J. Scowcroft was an English footballer who played in The Football League for Bolton Wanderers. He played in the inaugural Football League season of 1888-1889 and played 9 matches and scored one goal. His debut was in the 3rd month of the season, November 1888. The date was 03-Nov-1888, at Anfield, Liverpool, then home of Everton. Scowcroft replaced Bob Roberts at left-half, the latter had moved to left-back. All the action in the match was in the 2nd half, 0–0 at half-time. Everton went 1-0 up but Wanderers equalised. Everton got a winner and, although Wanderers came close they could not get an equaliser.
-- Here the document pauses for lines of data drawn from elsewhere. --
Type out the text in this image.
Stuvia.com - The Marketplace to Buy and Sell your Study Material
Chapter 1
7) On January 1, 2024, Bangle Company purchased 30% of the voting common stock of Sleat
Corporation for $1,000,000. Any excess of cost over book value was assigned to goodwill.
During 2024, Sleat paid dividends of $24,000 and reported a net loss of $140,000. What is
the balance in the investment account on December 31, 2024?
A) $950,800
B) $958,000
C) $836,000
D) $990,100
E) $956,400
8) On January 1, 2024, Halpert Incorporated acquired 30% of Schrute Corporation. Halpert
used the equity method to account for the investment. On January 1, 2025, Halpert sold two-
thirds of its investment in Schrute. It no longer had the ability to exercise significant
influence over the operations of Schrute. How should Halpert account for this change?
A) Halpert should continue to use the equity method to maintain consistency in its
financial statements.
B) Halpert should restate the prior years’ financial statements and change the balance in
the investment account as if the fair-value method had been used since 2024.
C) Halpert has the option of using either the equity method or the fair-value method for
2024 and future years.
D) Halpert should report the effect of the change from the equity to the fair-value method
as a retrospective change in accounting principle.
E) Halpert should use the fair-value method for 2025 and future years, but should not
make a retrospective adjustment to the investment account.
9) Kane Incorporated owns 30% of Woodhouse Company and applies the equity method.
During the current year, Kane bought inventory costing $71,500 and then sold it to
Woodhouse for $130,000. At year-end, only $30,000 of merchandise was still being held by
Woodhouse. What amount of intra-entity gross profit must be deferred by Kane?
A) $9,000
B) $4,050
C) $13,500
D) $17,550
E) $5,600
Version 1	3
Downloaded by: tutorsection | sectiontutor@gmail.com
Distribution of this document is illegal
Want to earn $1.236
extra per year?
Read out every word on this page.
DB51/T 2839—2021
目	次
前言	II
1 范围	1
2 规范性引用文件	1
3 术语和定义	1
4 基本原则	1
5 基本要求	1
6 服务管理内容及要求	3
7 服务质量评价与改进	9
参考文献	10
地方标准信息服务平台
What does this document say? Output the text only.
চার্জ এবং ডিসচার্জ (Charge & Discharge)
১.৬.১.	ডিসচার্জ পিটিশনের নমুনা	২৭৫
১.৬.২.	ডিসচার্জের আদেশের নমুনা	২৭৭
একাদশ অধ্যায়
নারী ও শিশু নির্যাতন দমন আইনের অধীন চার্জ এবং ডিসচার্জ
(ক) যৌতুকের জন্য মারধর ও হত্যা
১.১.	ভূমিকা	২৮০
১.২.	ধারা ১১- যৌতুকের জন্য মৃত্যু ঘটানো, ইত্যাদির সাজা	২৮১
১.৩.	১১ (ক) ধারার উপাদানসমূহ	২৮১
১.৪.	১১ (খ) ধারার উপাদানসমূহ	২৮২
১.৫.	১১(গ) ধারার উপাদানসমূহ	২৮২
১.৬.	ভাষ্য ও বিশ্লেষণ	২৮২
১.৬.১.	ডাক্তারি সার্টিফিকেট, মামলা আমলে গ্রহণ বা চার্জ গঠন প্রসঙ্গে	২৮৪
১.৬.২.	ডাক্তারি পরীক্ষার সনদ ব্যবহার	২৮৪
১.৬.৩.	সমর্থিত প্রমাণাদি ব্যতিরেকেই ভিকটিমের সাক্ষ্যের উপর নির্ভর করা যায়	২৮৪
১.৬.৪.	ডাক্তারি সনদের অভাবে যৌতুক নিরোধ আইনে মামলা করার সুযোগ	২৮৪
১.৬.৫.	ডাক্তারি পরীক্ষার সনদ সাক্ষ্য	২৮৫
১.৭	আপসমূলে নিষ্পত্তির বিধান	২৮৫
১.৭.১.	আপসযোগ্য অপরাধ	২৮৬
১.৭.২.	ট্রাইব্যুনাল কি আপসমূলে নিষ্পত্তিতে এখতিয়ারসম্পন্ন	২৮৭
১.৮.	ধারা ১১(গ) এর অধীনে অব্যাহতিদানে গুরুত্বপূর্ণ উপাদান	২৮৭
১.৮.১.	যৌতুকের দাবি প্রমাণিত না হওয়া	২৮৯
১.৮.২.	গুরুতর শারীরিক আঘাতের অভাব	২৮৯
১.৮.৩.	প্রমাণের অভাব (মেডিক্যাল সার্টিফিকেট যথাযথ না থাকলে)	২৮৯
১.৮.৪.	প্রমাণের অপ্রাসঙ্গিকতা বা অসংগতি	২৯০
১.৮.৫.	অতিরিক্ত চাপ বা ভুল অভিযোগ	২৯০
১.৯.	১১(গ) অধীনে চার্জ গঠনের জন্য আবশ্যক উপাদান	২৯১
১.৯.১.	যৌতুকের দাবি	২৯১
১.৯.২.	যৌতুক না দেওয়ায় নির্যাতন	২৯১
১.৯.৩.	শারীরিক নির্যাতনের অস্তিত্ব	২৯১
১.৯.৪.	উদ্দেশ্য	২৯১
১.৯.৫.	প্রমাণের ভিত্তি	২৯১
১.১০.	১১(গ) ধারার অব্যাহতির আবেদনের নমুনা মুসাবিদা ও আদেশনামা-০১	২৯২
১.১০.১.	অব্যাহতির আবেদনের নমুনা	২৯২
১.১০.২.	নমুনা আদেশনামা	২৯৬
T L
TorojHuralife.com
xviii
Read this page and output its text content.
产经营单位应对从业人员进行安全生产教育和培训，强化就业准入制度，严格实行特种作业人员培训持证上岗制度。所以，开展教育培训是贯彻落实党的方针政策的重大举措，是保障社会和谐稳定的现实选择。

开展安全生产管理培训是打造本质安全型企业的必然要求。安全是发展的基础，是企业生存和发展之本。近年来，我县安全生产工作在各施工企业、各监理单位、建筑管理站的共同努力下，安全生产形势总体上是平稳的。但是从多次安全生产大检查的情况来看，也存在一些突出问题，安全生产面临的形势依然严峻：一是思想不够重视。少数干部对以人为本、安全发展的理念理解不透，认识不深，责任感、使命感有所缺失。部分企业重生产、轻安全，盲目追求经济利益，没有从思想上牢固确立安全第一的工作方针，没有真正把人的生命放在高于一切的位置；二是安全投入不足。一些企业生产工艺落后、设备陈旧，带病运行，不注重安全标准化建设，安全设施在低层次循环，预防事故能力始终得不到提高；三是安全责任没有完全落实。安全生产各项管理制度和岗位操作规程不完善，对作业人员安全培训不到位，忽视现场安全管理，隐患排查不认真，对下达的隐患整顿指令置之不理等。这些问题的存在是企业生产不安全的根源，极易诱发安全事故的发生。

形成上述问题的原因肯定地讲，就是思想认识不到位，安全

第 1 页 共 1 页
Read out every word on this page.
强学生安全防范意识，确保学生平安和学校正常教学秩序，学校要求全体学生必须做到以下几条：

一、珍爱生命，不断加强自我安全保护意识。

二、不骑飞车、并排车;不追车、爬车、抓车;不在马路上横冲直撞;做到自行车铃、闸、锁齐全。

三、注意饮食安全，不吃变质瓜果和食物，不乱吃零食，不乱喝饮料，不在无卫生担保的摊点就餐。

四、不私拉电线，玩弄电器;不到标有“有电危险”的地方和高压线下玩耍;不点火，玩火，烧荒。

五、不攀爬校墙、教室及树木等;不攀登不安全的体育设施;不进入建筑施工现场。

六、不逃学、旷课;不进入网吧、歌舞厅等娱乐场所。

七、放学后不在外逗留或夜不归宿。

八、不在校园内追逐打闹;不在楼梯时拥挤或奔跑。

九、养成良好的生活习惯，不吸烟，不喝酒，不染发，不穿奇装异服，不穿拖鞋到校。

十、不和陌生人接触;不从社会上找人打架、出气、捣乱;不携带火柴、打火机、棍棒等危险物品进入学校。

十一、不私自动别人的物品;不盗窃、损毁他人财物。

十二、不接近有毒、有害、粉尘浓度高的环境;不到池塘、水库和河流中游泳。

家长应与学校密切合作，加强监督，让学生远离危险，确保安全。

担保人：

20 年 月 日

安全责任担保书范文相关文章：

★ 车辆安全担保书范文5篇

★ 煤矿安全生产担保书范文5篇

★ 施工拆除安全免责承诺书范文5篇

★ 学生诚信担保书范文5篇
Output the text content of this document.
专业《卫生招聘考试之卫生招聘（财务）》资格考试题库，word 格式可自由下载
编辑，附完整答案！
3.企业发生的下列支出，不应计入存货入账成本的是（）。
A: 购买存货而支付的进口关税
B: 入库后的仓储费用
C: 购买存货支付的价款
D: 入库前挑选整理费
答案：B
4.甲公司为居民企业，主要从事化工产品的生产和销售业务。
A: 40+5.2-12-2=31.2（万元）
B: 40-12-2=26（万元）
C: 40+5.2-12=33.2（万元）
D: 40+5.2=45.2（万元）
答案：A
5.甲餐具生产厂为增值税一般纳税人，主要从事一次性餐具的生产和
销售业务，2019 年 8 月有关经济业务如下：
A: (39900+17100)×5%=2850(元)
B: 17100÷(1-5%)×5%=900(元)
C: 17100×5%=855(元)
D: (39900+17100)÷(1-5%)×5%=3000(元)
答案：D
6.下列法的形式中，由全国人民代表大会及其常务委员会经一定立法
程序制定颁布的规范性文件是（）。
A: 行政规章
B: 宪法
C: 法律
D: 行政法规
Scowcroft' only goal was scored in an 8-goal thriller played on 08-Dec-1888 at Leamington Road, Blackburn, then home of Blackburn Rovers. Rovers, 2-0 up after 7 minutes lost their clean sheet in the game a minute later, as Scowcroft, playing centre-half, scored his only goal into the Rovers box. Scowcroft played 9 times for Wanderers between 03-Nov-1888 and his last game of the season, 12-Jan-1889. He made 7 appearances at centre-half and 2 at left-half. Wanderers finished the season in 5th place and scored 63 goals in 22 games, the 3rd highest of the season.